Gem #50: Overload Resolution

by Bob Duff —AdaCore

Let's get started…

Ada allows overloading of subprograms, which means that two or more subprogram declarations with the same name can be visible at the same place. Here, "name" can refer to operator symbols, like "+". Ada also allows overloading of various other notations, such as literals and aggregates.

In most languages that support overloading, overload resolution is done "bottom up" -- that is, information flows from inner constructs to outer constructs. (As usual, computer folks draw their trees upside-down, with the root at the top.) For example, if we have two procedures Print:

    procedure Print (S : Sequence);
    procedure Print (S : Set);
    X : Sequence;
    Print (X);

the type of X determines which Print is meant in the call.

Ada is unusual in that it supports top-down overload resolution as well:

    function Empty return Sequence;
    procedure Print_Sequence (S : Sequence);
    function Empty return Set;
    procedure Print_Set (S : Set);
    Print_Sequence (Empty);

The type of the formal parameter S of Print_Sequence determines which Empty is meant in the call. In C++, for example, the equivalent of the "Print (X)" example would resolve, but the "Print_Sequence (Empty)" would be illegal, because C++ does not use top-down information.
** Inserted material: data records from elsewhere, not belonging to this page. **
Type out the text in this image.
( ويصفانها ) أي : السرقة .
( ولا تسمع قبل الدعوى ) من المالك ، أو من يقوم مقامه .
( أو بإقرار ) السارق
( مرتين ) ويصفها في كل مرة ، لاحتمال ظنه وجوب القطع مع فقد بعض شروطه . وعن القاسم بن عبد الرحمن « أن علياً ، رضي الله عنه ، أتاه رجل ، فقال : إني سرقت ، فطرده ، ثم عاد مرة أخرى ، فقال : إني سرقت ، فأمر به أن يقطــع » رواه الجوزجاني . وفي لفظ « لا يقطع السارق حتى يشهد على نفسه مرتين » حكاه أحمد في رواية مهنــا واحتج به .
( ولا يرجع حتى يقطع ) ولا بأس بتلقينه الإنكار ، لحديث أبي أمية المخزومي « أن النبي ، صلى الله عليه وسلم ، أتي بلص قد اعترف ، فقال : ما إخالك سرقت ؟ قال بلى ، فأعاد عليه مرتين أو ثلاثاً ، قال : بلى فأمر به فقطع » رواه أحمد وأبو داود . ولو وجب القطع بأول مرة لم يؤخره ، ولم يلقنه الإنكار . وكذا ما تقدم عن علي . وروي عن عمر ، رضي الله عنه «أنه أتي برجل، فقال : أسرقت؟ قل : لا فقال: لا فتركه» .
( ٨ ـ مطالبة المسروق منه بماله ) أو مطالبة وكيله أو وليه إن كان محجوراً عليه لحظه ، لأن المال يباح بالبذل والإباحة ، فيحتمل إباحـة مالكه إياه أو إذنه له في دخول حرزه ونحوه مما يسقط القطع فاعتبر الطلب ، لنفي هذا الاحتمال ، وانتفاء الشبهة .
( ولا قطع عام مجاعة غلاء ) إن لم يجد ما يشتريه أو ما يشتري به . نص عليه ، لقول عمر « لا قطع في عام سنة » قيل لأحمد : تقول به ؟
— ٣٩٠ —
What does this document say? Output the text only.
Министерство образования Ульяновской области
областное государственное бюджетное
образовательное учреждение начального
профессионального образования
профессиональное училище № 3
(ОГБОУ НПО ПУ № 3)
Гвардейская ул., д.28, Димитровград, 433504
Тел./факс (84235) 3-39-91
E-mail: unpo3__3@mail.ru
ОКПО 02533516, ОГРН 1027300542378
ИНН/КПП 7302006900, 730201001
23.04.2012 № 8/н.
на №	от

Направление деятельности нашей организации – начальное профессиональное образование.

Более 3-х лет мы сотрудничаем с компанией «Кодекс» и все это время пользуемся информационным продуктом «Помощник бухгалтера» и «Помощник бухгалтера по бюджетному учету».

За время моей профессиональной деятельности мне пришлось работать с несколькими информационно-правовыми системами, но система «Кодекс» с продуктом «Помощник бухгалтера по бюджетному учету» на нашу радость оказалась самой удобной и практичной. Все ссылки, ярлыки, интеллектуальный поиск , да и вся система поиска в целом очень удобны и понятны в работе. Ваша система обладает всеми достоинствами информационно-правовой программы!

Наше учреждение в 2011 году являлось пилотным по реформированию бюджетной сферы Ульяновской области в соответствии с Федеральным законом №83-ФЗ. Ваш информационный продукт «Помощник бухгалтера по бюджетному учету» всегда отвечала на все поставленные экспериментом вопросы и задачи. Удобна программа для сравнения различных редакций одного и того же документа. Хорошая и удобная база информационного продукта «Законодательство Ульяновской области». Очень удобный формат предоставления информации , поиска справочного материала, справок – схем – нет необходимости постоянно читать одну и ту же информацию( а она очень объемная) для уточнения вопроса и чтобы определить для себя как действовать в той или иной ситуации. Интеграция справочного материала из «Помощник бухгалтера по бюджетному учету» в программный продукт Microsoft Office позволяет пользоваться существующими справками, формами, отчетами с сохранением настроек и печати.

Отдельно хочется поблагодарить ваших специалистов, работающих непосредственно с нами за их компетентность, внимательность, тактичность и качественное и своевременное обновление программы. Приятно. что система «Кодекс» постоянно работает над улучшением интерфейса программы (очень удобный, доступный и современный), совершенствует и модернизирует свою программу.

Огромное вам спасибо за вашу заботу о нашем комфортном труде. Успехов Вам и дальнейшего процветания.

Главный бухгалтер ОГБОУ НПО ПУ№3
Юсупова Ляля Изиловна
If we overload things too heavily, we can cause ambiguities:

    function Empty return Sequence;
    procedure Print (S : Sequence);
    function Empty return Set;
    procedure Print (S : Set);
    Print (Empty); -- Illegal!

The call is ambiguous, and therefore illegal, because there are two possible meanings. One way to resolve the ambiguity is to use a qualified expression to say which type we mean:

    Print (Sequence'(Empty));

Note that we're now using both bottom-up and top-down overload resolution: Sequence' determines which Empty is meant (top down) and which Print is meant (bottom up). You can qualify an expression, even if it is not ambiguous according to Ada rules -- you might want to clarify the type because it might be ambiguous for human readers.

Of course, you could instead resolve the "Print (Empty)" example by modifying the source code so the names are unique, as in the earlier examples. That might well be the best solution, assuming you can modify the relevant sources. Too much overloading can be confusing. How much is "too much" is in part a matter of taste.

Ada really needs to have top-down overload resolution, in order to resolve literals. In some languages, you can tell the type of a literal by looking at it, for example appending "L" (letter el) means "the type of this literal is long int". That sort of kludge won't work in Ada, because we have an open-ended set of integer types:

    type Apple_Count is range 0..100;
    procedure Peel (Count : Apple_Count);
    Peel (20);

You can't tell by looking at the literal 20 what its type is. The type of formal parameter Count tells us that 20 is an Apple_Count, as opposed to some other type, such as Standard.Long_Integer. [Technically, the type of 20 is universal_integer, which is implicitly converted to Apple_Count -- it's really the result type of that implicit conversion that is at issue. But that's an obscure point -- you won't go _too_ far wrong if you think of the integer literal notation as being overloaded on all integer types.]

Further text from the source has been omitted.